Assim, existe uma luta incessante dentro da personalidade de cada indivíduo na busca da convivência harmônica com seus semelhantes, e todo homem deve conviver diariamente no núcleo dessa guerra interna. Nesse tumultuado ambiente, fica o Ego encarregado de arbitrar entre os ímpetos agressivos e sexuais do Id e a busca implacável da perfeição moralista do Superego, ensejando as ansiedades e angústias e as formas que o inconsciente encontra para enfrentá-las, os chamados mecanismos de defesa.

Walter White viveu esse conflito como poucos; pai, marido e professor suburbano deram lugar à Heisenberg, o sucessor de Ramsés II, o rei dos reis.

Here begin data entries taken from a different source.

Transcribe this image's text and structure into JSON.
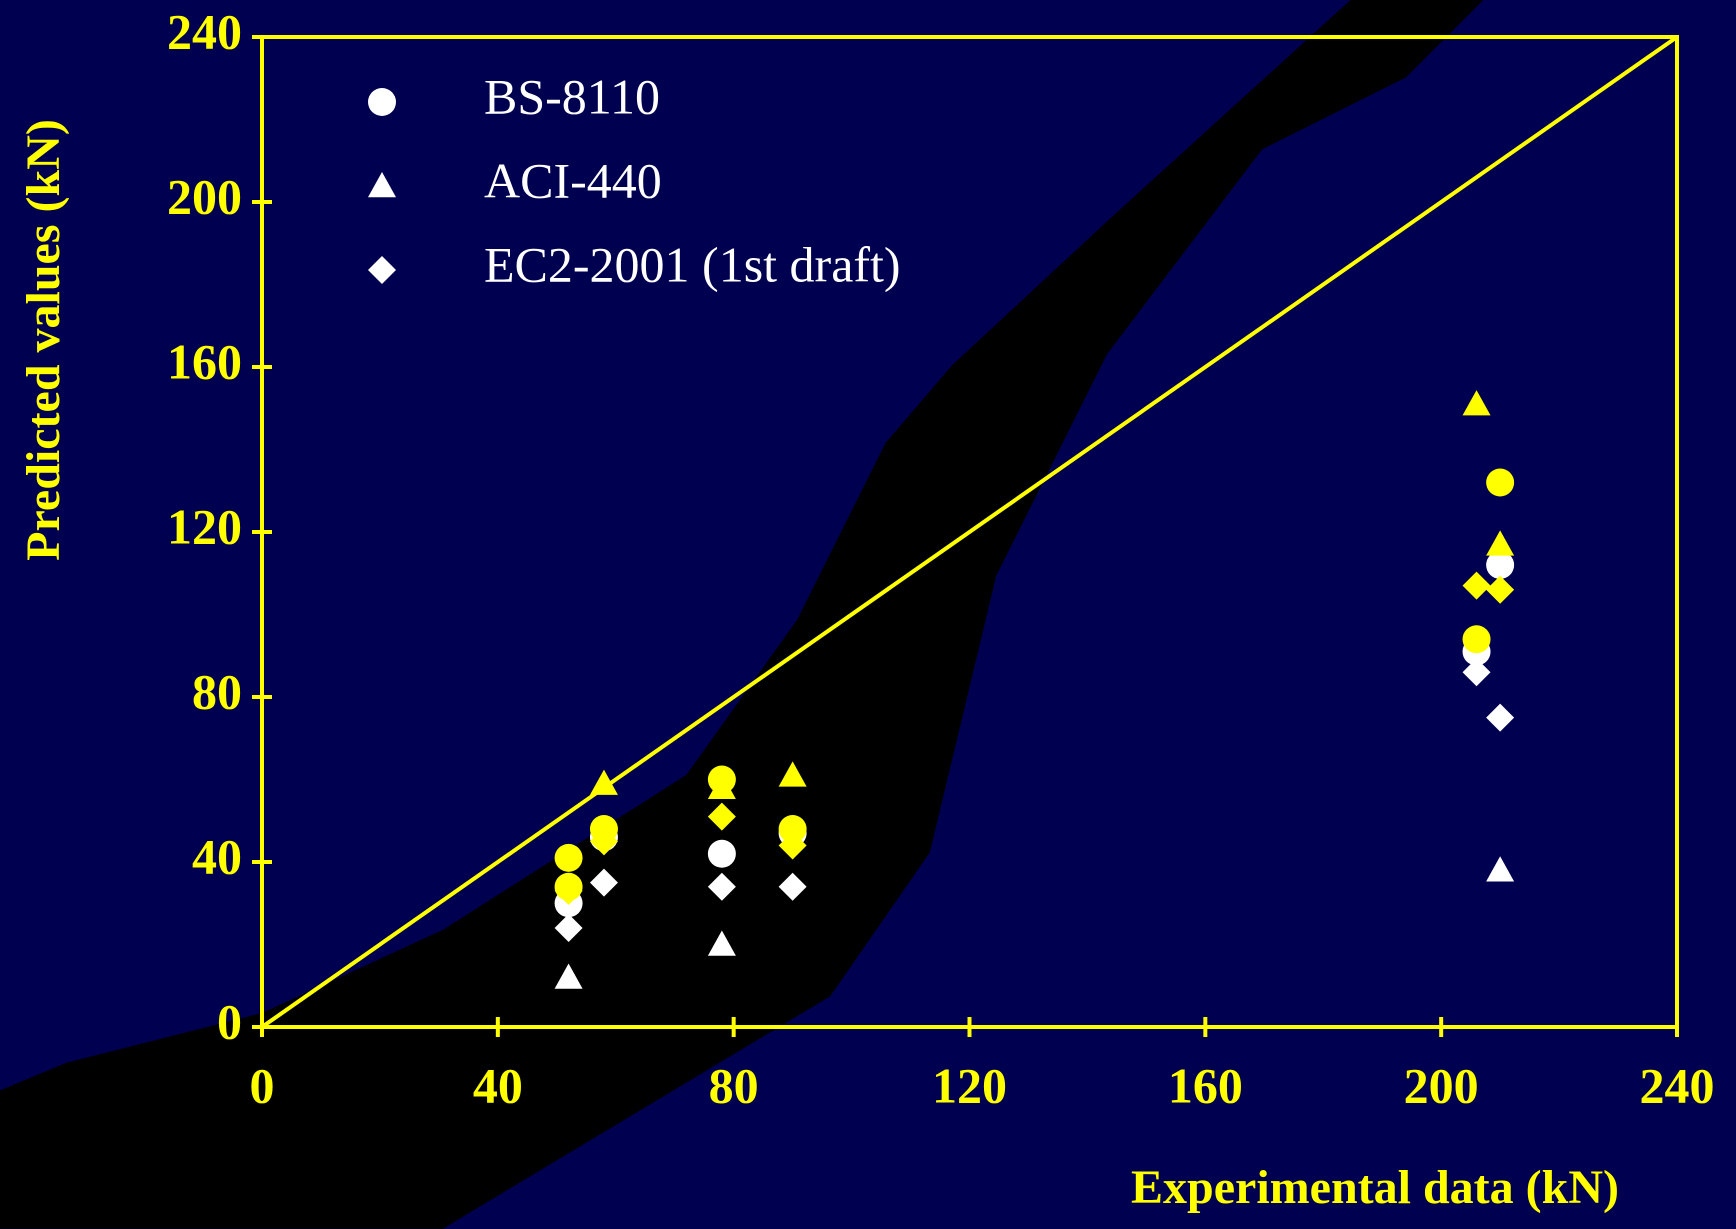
{
  "chart_data": {
    "type": "scatter",
    "x_label": "Experimental data (kN)",
    "y_label": "Predicted values (kN)",
    "xlim": [
      0,
      240
    ],
    "ylim": [
      0,
      240
    ],
    "xticks": [
      0,
      40,
      80,
      120,
      160,
      200,
      240
    ],
    "yticks": [
      0,
      40,
      80,
      120,
      160,
      200,
      240
    ],
    "diagonal": true,
    "axis_color": "#ffff00",
    "series": [
      {
        "name": "BS-8110",
        "marker": "circle",
        "color": "#ffffff",
        "x": [
          52,
          58,
          78,
          90,
          206,
          210
        ],
        "values": [
          30,
          46,
          42,
          47,
          91,
          112
        ]
      },
      {
        "name": "ACI-440",
        "marker": "triangle",
        "color": "#ffffff",
        "x": [
          52,
          78,
          210
        ],
        "values": [
          12,
          20,
          38
        ]
      },
      {
        "name": "EC2-2001 (1st draft)",
        "marker": "diamond",
        "color": "#ffffff",
        "x": [
          52,
          58,
          78,
          90,
          206,
          210
        ],
        "values": [
          24,
          35,
          34,
          34,
          86,
          75
        ]
      },
      {
        "marker": "circle",
        "color": "#ffff00",
        "x": [
          52,
          52,
          58,
          78,
          90,
          206,
          210
        ],
        "values": [
          41,
          34,
          48,
          60,
          48,
          94,
          132
        ]
      },
      {
        "marker": "triangle",
        "color": "#ffff00",
        "x": [
          58,
          78,
          90,
          206,
          210
        ],
        "values": [
          59,
          58,
          61,
          151,
          117
        ]
      },
      {
        "marker": "diamond",
        "color": "#ffff00",
        "x": [
          52,
          58,
          78,
          90,
          206,
          210
        ],
        "values": [
          33,
          45,
          51,
          44,
          107,
          106
        ]
      }
    ]
  }
}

Para que a transformação tivesse forma, foi necessário que o Id prevalecesse nas batalhas da consciência levando à ruína do Superego. Sem a sensibilidade moral de onde derivam sentimentos de culpa, medo e punição, o Ego existe apenas para atingir os objetivos do Id ao invês de controlá-los, abrindo caminho para Heisenberg erguer-se como o legatário de Ozymandias.

Breaking Bad é sobre a efemeridade de todos os reis e seus impérios, não importam quão poderosos tenham sido em seu tempo. Na busca pela imortalidade, Heisenberg suportou seu preço e suas provações, moveu esforços ilimitados para, no fim, encarar a árdua realidade: nada restará, junto à decadência das ruínas colossais, sem limites e nuas, as areias solitárias e planas estendem-se à distâncias.